What if Paul Simon hung out with Jason Mraz, and instead of Central Park, they were groovin' in the streets Northampton, MA or at the rose gardens of Westfield? Julio in the school yard may come across Santana in some tracks, as there is a world beat going on in the background of some songs. The vocals remind me of a Maroon 5 tune, if we were going to go pop famous, what was the name of that guy in Maroon 5? I don't remember. I don't listen to the radio.
What surprised me was the direct hit of blues guitar and references in this collection.Woodford Way puts a blend of blues application to an otherwise generalist approach to singer-songwriter lyrics was a burst of surprise for new summer listening.
5. Couldn't Be More Wrong
Woodford Way's openings are 'thick'. They are warm, take their time, fill the room, and your ears with an expansive sound and mood. Inviting. With organ background, shimmer guitar and drum kit highlights, it is an album you can put on your music player and leave to run through the playlist, creating a very casual mood.
6. City Line
Piano comes back in and a fun, jazz lead comes through with City Line. This is a great driving tune and a slight harmony effect makes the song full of life.
7. Roll On Over
A sultry jazz piece with a lovelorn character who has the sentiment of Billy Holiday's "Don't Explain." No matter what the subject does, the narrator will be there if called.
8. Natural Rebound
Spare strings lead, and underline the vocals on a cloud of cymbals. Loneliness is described moment by moment and a slow pace is the only speed to see it. The natural rebound comes in with some guitar work that makes the tune upbeat as it unfolds. Harmonies and calls to the mountains bring solace.
9. The Race Is On
Running water harmonies ring and in the second to last track. High stakes drum sticks tick away as the speed picks up. This is a heavier song, added to the mix and highlights some of the guitar licks thrown in for good measure.
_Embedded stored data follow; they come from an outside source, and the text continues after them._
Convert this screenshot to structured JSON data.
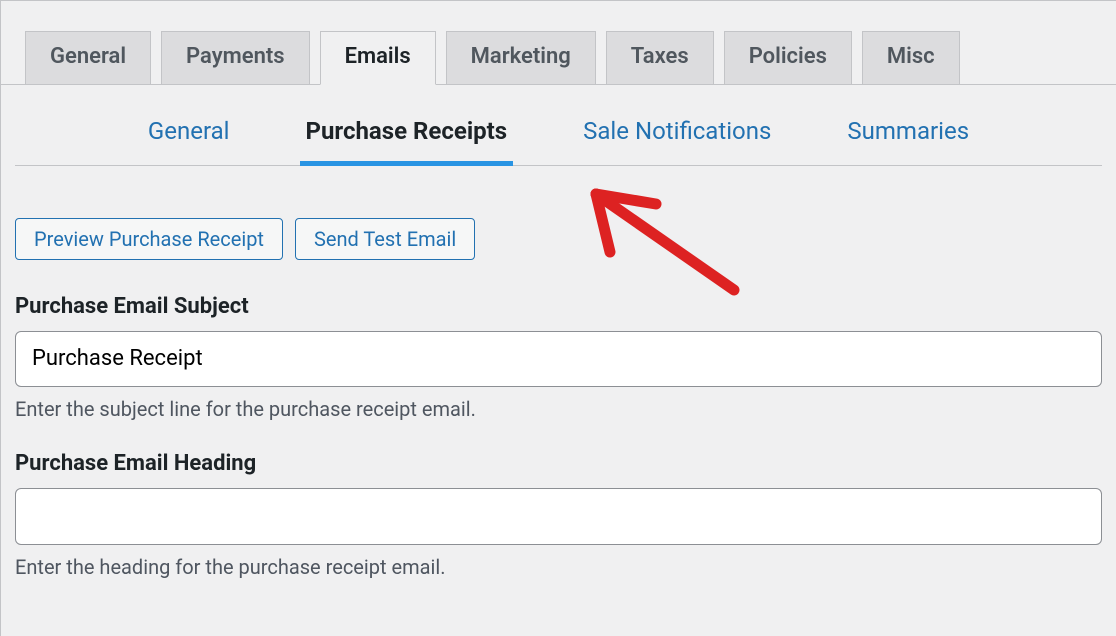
{
  "tabs": [
    {
      "label": "General"
    },
    {
      "label": "Payments"
    },
    {
      "label": "Emails"
    },
    {
      "label": "Marketing"
    },
    {
      "label": "Taxes"
    },
    {
      "label": "Policies"
    },
    {
      "label": "Misc"
    }
  ],
  "active_tab": "Emails",
  "subtabs": [
    {
      "label": "General"
    },
    {
      "label": "Purchase Receipts"
    },
    {
      "label": "Sale Notifications"
    },
    {
      "label": "Summaries"
    }
  ],
  "active_subtab": "Purchase Receipts",
  "buttons": {
    "preview": "Preview Purchase Receipt",
    "test": "Send Test Email"
  },
  "fields": {
    "subject": {
      "label": "Purchase Email Subject",
      "value": "Purchase Receipt",
      "help": "Enter the subject line for the purchase receipt email."
    },
    "heading": {
      "label": "Purchase Email Heading",
      "value": "",
      "help": "Enter the heading for the purchase receipt email."
    }
  }
}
Stop on the dime timing helps keep the instruments contained and pointed. Do you hear the sound of the soda can?
10. Charlotte's Lullaby
Charlotte's Lullaby has a casualness to it, that could lull anyone to dreamland, child or adult. Folk music keeps simple things as they should be. Ordinary things are observed and spoken about in song, which elevates them to folklore, yet keeps their material relevance. Many folk artists do lullabies to their own children or just for the listeners' sake. Paul Simon wrote "St. Judy's Comet" and it is one of my favorites. Woodford Way's is sparse acoustic and more of the Jason Mraz style. It is brief with just a few nightime references as the lyrics collect several thoughts and images of childhood that might be floating through the mind of the sleepy listener.
Northampton, MA based indie/folk band Woodford Way released their 3rd full length entitled "There & Back" on May 28th via Take This To Heart Records.
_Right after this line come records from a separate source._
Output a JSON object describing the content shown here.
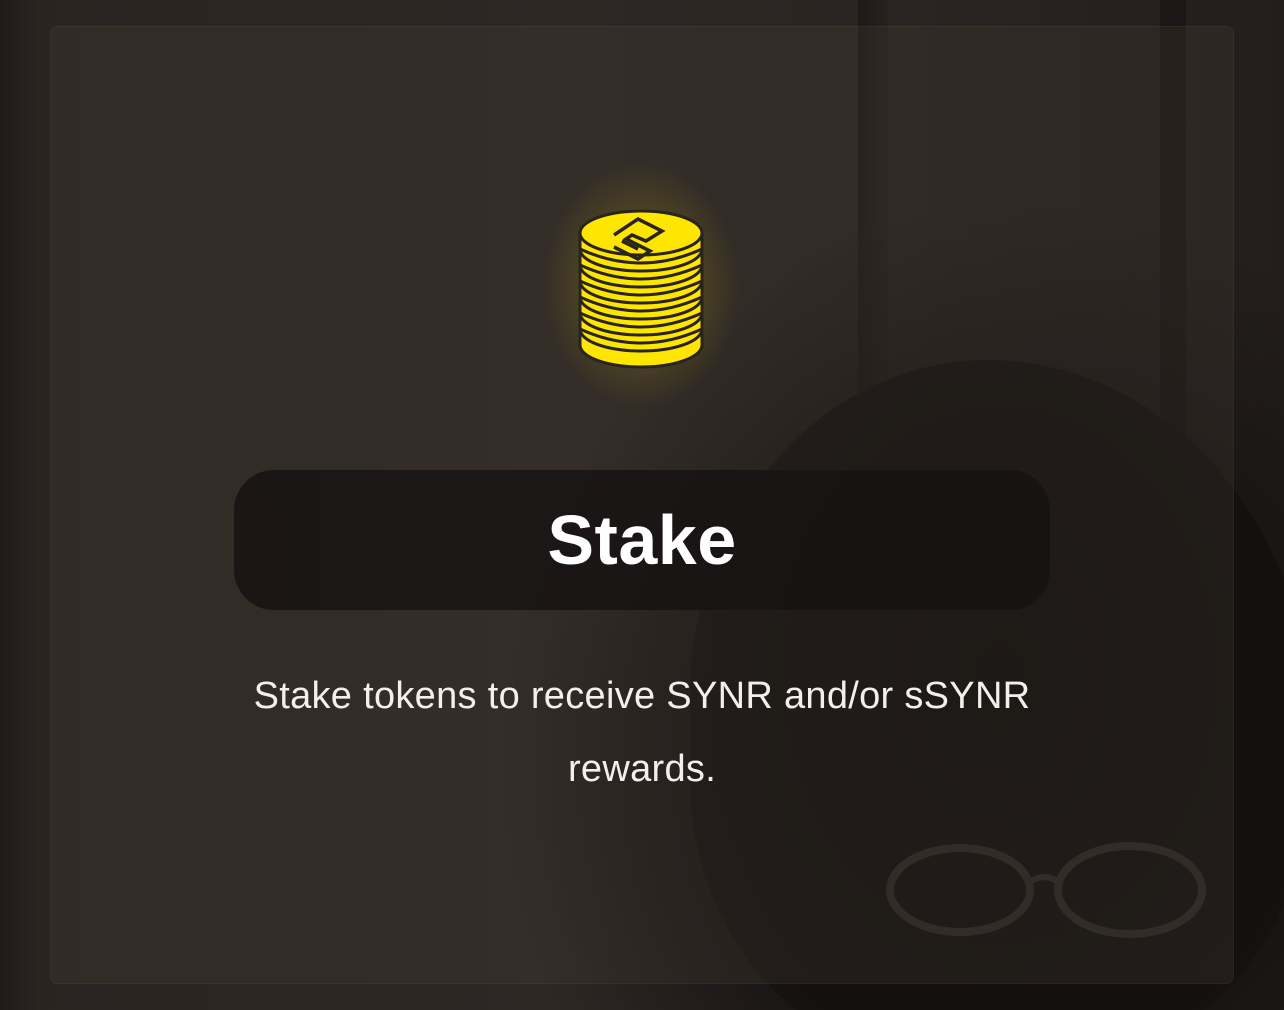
{
  "card": {
    "title": "Stake",
    "description": "Stake tokens to receive SYNR and/or sSYNR rewards.",
    "icon": "coin-stack-icon"
  },
  "colors": {
    "accent": "#FFE600",
    "title_text": "#FFFFFF",
    "pill_background": "#161212"
  }
}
Playing at various venues all over New England as a duo, Woodford Way has already created a cult following that is spreading like wildfire throughout the Berkshire area. After recording their acoustic duo album "The Road", Woodford Way enlisted the talents of producer/ bass player Eric Arena, Riley Godleski on drums, and Tim Lynch on percussion, to fill out their sound. Recording their brand new album at Zing studios in Westfield, MA, for the first time as a 5 piece folk act.
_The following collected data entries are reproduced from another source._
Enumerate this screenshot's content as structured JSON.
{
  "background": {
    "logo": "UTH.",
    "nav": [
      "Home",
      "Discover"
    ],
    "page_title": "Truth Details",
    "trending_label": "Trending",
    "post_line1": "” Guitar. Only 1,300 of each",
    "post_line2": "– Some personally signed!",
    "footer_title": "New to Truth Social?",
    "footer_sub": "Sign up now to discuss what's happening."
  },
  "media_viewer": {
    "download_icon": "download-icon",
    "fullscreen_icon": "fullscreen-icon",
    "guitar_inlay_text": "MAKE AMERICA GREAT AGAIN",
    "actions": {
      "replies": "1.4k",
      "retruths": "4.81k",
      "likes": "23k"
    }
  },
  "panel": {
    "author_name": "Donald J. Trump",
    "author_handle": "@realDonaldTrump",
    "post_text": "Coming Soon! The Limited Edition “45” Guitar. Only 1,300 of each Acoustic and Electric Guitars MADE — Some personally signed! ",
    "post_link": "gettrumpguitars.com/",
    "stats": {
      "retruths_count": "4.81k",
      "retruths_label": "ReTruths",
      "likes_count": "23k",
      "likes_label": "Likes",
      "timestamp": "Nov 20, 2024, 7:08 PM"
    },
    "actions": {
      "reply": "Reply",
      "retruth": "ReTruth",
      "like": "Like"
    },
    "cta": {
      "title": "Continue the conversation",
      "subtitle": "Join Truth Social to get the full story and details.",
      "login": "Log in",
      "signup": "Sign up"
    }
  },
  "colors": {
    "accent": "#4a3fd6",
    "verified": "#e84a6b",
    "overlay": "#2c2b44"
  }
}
This premiere line-up brings a new dynamic to Woodford Way, as it's the first time they have had the chance to work with a producer on arranging and crafting the feel of their songs. "Having Eric and Riley on board really added so much to the band and kept me on my toes", Kyle says about adding the new members. "This was something Woodford Way was looking to do for years and it's our best work to date".